Pembuatnya, Meike Sahala Hutabarat, perajin aksesori perhiasan logam asal Semarang. "Saya pilih Borobudur untuk menunjukkan betapa tingginya kebudayaan kita pada masa lampau. Dengan mengangkat Borobudur dalam bentuk lain, saya ingin menyajikan imajinasi berbeda. Saya ingin Borobudur menjadi ciri Jawa Tengah," kata ibu dua putri ini beberapa waktu lalu. Pada tanggal 21-23 September 2002 karya Meike dipamerkan di Hotel Ciputra, Semarang.
***BOROBUDUR merupakan salah satu ikon yang digunakan Meike. Meskipun bukan pekerjaan mudah dan cepat menghasilkan uang, dengan kecermatannya Meike bisa membuat miniatur bangunan bersejarah di Jawa Tengah seperti Candi Borobudur, Candi Prambanan, Gereja Blenduk Semarang, hingga Monumen Tugu Muda Semarang. Semua karya itu dikerjakan dengan tangan, menggunakan getah tanaman, dan patri tabur halus untuk menempelkan bangunan mini itu. Pengerjaan sebuah karya memakan waktu 3 - 4 bulan.
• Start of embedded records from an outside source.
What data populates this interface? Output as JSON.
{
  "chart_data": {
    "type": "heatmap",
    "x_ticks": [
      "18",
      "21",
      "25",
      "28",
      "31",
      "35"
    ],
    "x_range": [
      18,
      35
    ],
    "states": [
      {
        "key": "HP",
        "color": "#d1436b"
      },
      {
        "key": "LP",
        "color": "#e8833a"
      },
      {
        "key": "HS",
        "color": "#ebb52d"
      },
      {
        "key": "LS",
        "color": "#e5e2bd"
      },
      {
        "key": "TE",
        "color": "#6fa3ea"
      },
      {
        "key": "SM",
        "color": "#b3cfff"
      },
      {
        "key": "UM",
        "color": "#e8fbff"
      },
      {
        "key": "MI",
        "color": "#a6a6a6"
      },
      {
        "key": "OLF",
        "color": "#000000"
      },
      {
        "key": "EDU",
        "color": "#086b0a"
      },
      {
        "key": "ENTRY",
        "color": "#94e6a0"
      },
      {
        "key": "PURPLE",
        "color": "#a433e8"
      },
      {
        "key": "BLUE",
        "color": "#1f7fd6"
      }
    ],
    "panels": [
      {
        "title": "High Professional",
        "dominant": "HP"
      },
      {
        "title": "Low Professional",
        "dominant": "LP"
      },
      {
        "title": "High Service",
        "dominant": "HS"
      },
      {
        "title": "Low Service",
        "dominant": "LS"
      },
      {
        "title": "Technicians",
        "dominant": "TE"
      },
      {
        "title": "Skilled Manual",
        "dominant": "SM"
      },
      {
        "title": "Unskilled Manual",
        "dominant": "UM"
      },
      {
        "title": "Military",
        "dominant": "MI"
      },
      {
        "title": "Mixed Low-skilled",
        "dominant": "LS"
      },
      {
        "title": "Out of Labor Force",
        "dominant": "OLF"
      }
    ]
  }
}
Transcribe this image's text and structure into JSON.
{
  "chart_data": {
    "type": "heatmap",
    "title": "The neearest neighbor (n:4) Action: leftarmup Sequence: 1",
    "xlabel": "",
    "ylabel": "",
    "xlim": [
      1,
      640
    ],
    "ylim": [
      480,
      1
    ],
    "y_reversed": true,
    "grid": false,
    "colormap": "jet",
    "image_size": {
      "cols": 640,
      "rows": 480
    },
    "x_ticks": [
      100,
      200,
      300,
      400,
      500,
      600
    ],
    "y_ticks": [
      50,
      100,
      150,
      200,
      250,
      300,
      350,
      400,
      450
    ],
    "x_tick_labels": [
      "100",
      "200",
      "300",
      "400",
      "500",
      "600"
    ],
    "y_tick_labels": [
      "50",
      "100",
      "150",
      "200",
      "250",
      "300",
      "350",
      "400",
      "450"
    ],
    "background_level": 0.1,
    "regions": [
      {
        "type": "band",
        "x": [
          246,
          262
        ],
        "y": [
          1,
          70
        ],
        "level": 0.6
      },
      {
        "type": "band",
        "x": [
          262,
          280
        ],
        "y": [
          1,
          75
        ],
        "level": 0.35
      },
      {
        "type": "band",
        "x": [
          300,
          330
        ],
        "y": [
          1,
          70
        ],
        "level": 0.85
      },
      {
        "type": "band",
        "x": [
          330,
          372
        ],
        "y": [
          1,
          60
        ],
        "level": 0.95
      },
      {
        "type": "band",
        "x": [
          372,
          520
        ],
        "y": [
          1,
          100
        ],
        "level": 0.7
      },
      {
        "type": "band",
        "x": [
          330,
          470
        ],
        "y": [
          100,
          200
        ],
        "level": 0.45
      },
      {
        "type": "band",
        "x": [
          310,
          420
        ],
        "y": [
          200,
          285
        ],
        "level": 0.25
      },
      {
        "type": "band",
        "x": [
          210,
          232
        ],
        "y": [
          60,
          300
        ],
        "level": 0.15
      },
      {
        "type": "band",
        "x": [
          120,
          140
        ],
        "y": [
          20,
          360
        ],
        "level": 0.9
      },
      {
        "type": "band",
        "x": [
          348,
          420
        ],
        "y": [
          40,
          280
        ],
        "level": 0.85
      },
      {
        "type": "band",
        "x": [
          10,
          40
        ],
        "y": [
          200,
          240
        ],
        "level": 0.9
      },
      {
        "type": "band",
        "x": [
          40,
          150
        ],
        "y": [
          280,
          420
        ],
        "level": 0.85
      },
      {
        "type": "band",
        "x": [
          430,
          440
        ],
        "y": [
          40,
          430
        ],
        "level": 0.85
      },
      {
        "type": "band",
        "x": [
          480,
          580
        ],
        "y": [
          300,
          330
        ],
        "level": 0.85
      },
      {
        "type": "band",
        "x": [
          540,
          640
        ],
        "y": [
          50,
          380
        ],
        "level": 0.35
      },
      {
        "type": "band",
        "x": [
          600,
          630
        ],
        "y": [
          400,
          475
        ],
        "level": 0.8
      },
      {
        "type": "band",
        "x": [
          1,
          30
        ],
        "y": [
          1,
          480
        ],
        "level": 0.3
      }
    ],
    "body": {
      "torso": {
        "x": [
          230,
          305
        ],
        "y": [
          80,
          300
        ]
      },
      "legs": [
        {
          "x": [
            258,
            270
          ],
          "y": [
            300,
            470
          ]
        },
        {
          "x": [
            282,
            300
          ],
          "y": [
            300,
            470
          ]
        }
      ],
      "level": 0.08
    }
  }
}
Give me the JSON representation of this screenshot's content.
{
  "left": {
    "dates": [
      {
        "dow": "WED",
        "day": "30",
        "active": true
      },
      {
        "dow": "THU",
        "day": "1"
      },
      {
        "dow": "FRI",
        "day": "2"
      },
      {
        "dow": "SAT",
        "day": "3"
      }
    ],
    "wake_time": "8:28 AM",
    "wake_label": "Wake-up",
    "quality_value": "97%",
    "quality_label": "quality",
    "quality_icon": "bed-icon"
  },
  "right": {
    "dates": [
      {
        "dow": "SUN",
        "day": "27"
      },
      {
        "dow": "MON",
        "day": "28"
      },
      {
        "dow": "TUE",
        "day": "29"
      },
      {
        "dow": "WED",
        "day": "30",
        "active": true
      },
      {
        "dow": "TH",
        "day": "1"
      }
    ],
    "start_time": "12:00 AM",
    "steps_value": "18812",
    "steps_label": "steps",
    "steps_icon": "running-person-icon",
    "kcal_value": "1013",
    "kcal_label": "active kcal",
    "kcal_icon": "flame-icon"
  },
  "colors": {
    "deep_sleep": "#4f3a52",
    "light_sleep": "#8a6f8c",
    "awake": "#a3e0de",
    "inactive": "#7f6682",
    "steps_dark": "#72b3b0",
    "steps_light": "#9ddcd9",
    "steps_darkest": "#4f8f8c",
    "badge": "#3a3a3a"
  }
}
Teknik kuno khas logam Indonesia yang dikumpulkan dari seluruh Nusantara, seperti teknik sudetan dan tatah (khas Kotagede Yogyakarta), piligri atau sulaman logam (khas Ujung Pandang), ukel dan jawan-jawan (khas Bali), sengaja ditorehkan Meike, dipadukan dengan motif lokal Jawa Tengah. Di mana perlu, Meike menggunakan batuan semi mulia asal Indonesia seperti kecubung ketapang, akik dan batu kayu dari Kalimantan, mutiara Aru, akik Sukabumi dan Wonogiri, bahkan kerang yang dikumpulkan nelayan Manado dan Lombok.
Upaya itu dilakukan Meike karena prihatin akan nasib kriya logam Indonesia yang tengah kehilangan identitas, kalah bersaing dari aksesori logam dengan motif dari Italia dan Hongkong, yang cenderung monoton.
Perhatian Meike yang oleh pengajar psikologi di Universitas Diponegeoro Semarang Darmanto Jatman dalam tulisan berjudul Samudra Muncrat, Mengubah Kerajinan Jadi Kesenian (Kompas 11/5) disebut sebagai seniman, akan motif lokal terlihat pada karya tusuk konde, misalnya, yang bermotifkan bunga kanthil, bunga khas Jawa Tengah. Melalui tusuk konde itu, Meike ingin mengatakan, bunga kanthil sama cantiknya dengan mawar ataupun tulip asal Belanda yang kerap menjadi model berbagai produk kerajinan. Burung kepodang, burung asli Indonesia, juga tak luput dari perhatiannya.
Pada pernikahan GKR Pembayun akhir Mei lalu, Meike merancang seuntai kalung untuk GKR Hemas dengan motif yang ia ambil dari motif yang terpahat pada gapura di Keraton. Bagi Meike, motif kuno yang terpahat di gapura, gebyog kayu, ataupun ukiran kayu pada tiang bangunan, dapat menjadi sumber inspirasi utama saat harus merancang perhiasan untuk keluarga Sri Sultan HB X. Kesemua motif itu ia padukan dengan teknik kuno yang sudah banyak dilupakan perajin.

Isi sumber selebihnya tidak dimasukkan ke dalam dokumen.